Saturday, January 28, 2012

Day 2: A great place to hide a body


We made a very important decision upon waking up: Screw the Pacific Coast Highway. We’d had nothing but low-to-no visibility, so the whole point of traveling on it was lost. We got in the car at the hotel and pulled up Google maps on our phones. We told it to take us to Vegas the fastest way. Unfortunately, because we’d already come so far, we had to continue on the PCH. We did finally make it over to I-5 and had relatively smooth sailing.

I also had some little nuggets of joy. First one – when I opened the car door to load my bags, an odor wafted out at me. I knew there was no way I could ride for a whole day with the smell, so I started to investigate. I sniffed all around the car, but couldn’t identify it. Then I realized what it was. My nail polish was in the trunk, in a plastic case. Apparently the plastic isn’t strong enough to contain the odor. Rather than suffer, I threw it away in the hotel room. Fifteen bottles of nail polish – gone, a casualty of the road.

When I went to shut the trunk after taking out the nail polish and filling the space with something else (my car is COMPLETELY packed), I went to shut the trunk lid.
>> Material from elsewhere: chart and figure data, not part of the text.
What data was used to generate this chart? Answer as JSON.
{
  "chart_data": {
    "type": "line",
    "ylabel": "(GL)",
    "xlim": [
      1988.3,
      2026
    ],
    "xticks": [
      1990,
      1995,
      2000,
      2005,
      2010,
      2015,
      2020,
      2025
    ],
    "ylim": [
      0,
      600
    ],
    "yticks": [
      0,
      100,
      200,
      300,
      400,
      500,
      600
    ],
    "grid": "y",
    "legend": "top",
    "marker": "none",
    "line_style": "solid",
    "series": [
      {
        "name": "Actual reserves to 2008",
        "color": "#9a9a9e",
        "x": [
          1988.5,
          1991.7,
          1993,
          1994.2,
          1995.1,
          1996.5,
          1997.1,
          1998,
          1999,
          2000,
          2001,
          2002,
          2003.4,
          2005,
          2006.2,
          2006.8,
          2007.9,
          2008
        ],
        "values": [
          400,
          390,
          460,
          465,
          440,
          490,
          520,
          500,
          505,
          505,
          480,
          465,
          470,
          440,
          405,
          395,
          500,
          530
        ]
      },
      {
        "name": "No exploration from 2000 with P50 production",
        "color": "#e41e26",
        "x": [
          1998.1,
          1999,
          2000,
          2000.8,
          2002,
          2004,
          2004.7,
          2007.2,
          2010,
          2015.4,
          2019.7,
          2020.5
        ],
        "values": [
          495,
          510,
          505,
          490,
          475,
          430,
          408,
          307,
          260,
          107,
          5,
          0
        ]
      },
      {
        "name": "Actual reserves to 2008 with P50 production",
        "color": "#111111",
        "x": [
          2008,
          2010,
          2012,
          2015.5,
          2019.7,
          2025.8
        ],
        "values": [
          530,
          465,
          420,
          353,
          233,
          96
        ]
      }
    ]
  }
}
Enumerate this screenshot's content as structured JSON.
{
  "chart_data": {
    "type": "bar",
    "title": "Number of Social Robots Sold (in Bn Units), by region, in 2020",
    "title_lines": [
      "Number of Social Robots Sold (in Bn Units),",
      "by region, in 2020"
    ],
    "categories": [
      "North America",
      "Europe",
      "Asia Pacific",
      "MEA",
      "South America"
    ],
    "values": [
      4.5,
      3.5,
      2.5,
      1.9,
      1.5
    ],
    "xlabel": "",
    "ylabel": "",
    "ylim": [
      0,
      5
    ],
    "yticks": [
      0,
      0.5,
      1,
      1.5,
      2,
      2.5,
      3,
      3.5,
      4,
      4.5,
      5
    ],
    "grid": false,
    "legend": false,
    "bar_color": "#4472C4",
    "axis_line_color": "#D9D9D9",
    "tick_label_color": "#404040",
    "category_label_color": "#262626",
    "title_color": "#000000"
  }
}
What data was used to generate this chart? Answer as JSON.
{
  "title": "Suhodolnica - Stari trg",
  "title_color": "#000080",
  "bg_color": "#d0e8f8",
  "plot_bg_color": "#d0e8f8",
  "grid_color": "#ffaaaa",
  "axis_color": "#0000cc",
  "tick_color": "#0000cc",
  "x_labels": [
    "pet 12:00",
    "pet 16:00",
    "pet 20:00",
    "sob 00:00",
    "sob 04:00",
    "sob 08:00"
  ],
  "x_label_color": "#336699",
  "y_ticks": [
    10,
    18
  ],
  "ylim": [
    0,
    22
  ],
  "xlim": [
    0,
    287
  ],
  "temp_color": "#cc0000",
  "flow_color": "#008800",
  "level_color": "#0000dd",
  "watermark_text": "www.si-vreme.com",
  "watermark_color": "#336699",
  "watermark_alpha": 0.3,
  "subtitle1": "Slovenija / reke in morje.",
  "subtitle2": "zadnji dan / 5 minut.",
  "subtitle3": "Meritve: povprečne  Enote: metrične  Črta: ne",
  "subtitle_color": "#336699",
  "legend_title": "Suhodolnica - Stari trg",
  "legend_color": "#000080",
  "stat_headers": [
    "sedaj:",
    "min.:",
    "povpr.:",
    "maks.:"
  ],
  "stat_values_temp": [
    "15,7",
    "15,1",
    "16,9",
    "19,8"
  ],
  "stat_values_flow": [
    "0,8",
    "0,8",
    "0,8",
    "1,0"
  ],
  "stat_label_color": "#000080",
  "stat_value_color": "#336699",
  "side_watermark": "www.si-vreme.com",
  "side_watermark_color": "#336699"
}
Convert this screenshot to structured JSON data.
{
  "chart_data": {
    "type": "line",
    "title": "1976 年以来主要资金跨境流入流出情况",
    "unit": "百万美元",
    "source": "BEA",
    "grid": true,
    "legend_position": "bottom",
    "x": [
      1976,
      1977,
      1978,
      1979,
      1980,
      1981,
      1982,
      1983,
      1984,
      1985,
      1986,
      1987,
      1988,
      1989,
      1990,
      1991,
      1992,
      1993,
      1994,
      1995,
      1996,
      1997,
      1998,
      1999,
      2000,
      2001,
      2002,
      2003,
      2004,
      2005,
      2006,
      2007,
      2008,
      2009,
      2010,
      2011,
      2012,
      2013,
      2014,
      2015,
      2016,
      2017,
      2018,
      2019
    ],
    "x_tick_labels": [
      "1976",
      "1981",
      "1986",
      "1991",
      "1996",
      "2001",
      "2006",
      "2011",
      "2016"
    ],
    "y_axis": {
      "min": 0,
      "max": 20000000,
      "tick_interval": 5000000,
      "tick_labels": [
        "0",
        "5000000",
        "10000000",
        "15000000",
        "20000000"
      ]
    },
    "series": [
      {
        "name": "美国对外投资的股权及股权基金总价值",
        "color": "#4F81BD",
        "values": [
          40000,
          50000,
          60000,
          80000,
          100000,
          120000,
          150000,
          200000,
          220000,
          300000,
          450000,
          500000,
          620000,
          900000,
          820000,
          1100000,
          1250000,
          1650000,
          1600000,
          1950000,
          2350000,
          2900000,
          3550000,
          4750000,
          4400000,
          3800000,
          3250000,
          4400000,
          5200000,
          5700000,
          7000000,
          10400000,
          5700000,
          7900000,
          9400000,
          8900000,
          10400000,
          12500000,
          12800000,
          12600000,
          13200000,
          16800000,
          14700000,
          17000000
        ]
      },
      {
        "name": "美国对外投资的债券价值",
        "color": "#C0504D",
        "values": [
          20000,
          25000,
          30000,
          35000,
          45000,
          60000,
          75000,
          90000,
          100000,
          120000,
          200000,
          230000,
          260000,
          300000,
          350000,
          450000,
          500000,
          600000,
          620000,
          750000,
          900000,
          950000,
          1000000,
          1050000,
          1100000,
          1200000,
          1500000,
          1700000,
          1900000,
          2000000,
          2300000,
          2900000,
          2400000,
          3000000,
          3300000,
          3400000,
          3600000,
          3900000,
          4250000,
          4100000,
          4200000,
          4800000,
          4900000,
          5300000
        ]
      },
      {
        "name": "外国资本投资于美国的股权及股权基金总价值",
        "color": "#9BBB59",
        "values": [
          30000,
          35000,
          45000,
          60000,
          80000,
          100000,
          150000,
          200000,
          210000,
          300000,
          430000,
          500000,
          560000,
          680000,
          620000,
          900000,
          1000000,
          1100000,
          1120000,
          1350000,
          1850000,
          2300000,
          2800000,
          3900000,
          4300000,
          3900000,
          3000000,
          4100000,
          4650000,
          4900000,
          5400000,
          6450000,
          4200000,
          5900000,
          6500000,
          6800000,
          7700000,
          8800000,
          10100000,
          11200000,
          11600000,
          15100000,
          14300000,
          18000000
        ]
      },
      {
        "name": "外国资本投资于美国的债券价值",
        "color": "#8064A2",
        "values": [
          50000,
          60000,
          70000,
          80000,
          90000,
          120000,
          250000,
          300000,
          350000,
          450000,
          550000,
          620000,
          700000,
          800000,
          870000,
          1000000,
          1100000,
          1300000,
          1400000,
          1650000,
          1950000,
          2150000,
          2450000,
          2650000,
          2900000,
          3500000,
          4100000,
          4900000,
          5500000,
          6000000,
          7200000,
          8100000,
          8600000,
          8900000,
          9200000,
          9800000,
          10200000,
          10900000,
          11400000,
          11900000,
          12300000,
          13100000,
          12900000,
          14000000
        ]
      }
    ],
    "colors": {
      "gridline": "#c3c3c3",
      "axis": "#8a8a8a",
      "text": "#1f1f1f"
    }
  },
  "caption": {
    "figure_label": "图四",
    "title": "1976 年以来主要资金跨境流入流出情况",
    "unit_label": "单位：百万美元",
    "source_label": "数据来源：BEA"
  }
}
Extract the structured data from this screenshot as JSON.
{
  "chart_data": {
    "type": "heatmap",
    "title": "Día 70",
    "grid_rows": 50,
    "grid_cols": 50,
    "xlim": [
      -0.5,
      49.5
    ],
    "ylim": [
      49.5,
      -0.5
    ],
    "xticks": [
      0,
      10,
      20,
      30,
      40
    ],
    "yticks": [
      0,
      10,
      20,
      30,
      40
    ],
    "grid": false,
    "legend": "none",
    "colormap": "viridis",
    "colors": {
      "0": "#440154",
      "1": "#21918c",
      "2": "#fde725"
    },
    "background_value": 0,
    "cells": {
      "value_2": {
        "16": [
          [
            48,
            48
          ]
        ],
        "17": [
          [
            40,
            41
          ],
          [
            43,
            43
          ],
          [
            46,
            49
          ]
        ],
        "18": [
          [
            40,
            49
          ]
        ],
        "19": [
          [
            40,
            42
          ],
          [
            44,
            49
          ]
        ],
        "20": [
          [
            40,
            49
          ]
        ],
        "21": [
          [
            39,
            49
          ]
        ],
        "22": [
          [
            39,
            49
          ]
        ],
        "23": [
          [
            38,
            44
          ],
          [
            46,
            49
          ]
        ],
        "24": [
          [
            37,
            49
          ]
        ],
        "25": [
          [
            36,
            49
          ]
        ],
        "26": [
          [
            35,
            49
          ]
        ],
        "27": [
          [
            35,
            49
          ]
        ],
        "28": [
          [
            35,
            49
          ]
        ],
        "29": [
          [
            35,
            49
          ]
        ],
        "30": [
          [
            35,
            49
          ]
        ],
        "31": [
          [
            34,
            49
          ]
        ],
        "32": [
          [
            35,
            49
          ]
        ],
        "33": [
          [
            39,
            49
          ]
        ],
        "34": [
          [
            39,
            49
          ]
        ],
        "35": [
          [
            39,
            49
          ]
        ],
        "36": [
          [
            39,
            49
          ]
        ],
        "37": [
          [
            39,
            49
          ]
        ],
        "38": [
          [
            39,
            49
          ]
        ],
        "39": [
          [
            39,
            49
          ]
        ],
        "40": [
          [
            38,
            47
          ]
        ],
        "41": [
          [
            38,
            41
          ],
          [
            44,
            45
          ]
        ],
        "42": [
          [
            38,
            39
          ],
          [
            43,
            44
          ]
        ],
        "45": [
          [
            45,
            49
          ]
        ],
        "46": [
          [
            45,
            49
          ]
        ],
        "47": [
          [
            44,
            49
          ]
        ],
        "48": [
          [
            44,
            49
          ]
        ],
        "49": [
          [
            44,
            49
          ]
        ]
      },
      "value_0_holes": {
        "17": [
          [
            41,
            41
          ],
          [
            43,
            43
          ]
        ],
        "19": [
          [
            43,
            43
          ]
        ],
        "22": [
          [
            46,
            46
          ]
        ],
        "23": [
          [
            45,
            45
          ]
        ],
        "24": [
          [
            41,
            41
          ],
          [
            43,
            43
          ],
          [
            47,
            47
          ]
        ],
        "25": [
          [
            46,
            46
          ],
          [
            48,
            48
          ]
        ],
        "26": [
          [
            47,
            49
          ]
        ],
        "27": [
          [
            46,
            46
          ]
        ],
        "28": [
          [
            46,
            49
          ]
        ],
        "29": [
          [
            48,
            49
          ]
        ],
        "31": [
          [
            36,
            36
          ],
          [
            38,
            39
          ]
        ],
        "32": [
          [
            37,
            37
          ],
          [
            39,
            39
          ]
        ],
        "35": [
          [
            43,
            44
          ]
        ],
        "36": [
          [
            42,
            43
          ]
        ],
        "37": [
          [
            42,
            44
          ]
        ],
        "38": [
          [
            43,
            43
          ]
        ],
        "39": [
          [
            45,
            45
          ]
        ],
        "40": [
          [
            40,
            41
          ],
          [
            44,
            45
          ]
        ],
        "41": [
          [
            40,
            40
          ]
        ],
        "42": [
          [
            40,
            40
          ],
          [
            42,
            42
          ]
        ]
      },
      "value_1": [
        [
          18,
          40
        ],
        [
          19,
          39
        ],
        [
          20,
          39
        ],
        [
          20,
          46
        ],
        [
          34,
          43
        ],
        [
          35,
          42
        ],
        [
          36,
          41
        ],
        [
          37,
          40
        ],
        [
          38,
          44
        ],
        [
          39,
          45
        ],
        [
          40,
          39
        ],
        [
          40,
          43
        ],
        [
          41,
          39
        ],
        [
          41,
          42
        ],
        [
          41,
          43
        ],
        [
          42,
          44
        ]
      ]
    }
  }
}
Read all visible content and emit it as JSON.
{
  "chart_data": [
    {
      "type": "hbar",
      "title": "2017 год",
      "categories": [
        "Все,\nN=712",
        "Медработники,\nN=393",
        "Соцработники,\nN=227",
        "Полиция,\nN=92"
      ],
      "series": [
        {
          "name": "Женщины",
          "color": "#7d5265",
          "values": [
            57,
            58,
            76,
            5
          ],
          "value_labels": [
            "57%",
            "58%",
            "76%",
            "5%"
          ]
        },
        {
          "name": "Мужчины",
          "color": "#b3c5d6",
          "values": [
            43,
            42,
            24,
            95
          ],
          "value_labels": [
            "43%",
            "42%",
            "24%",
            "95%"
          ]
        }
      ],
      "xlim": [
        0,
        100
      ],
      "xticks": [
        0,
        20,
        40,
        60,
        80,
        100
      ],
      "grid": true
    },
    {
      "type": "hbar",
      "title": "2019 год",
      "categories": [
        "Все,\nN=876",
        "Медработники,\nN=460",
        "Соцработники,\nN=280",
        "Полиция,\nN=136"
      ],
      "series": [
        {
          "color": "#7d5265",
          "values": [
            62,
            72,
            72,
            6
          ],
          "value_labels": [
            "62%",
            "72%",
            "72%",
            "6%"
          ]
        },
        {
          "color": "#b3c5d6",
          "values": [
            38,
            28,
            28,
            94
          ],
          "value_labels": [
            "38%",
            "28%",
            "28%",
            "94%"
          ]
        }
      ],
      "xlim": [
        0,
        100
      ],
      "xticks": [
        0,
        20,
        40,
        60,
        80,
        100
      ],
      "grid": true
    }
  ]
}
Turns out, the trunk didn’t really need my help. It came flying down ON MY BOOB. I have a nice welt and bruise to prove it. JOY.

The next bit of fun came when we stopped at the gas station to fuel up before heading out for the day. I was walking around to the back of my car to get to the gas tank. A homeless man was standing behind my car, staring at my bike. I thought he might be considering stealing it, so I said hi. His response was, “My Specialized Flyer bike was nicer than yours.” And then he walked off. Fucker.

It nearly gave me a panic attack to hand over the keys, but I just couldn’t drive after a while. My neck was 85 kinds of tense and I just couldn’t do it anymore. I asked Matt not to kill us. He said he wouldn’t make any promises.

At one point, we were having conversation and I was munching on some blueberry Jelly Belly. Not much else to do in the car when you’re driving at 90 miles an hour a high rate of speed. I responded to him and looked away. When I looked back over at him, he was laughing uncontrollably. I asked him what was so fucking funny, but he wouldn’t/couldn’t answer. Apparently I have a slight problem with spraying it instead of saying it. I’d totally spit jelly bean on his face. I told him I was just trying to share the jelly beans with him and that I was hurt he was laughing at my offering. The bastard.

As the night descended upon us, we got to thinking about Vegas and whether we should continue to Vegas or just head toward Dallas. Knowing that we wouldn’t get in until at least midnight pushed us toward skipping it. I also learned that I might not be the world’s best pet mother. Matt was the one who asked if Orpheus would even be allowed in the hotel if we stayed at a place on The Strip. I looked back at my baby, sitting in his cage, staring at me as though I’m forcing him endure the most horrific experience with this trip (not surprising, since Matt feels the same way). I made the hard decision and said, “Well, he can probably sleep in the car.” Matt at looked at me as though I’d grown a third head and I also got the sense that if he ever has children of his own, I will not be allowed to go within 500 feet of them. He said I lack maternal instinct. I stared at him blankly, but ultimately we decided to bypass Vegas and re-routed ourselves straight to Dallas.

We got pushed onto some really odd state roads and ended up going through a place called Nipton. The road to Nipton is dark, scary, and prone to flooding. If you were looking for a place to bury a body where NO ONE will ever find it (as long as you bury it deep in the ground), that is the place. I pointed that out to Matt. I was a bit freaked when he turned to me, smiled like Heath Ledger’s Joker and said, “I was just thinking that.” There were very few cars and it was PITCH BLACK. It was the darkest 31 miles of our lives. There were no gas stations along the way and we were just shy of pushing the car to the gas station ourselves. No cell signal meant I wouldn’t be able to call for roadside assistance either.

We took a brief drive along the historic Route 66, humming the son to ourselves. Yes, we know we’re dorks. We made it to the hotel in Kingman, Arizona for our earliest check-in yet – 10something

Quick re-cap of the trip so far:
Times Matt’s told me that I need to re-set my lady cycle to match his: 2
Times Matt’s asked “Are we there yet?”: 3
Times Matt’s denied that he volunteered to do this drive with me: 15
Highest elevation point: 7,355
Times Matt has said he’s a better driver than me: 7,500 7,501
Times Matt’s threatened to kill me and leave my body somewhere: 10gajillion
Times I’ve been thankful he’s riding with me: How many hours have we been driving? At least once an hour.

1 comment:

Iris said...

How's your bird liking the travels? I tried to go w/ my dog once = DISASTER! Hope you guys are enjoying yourselves!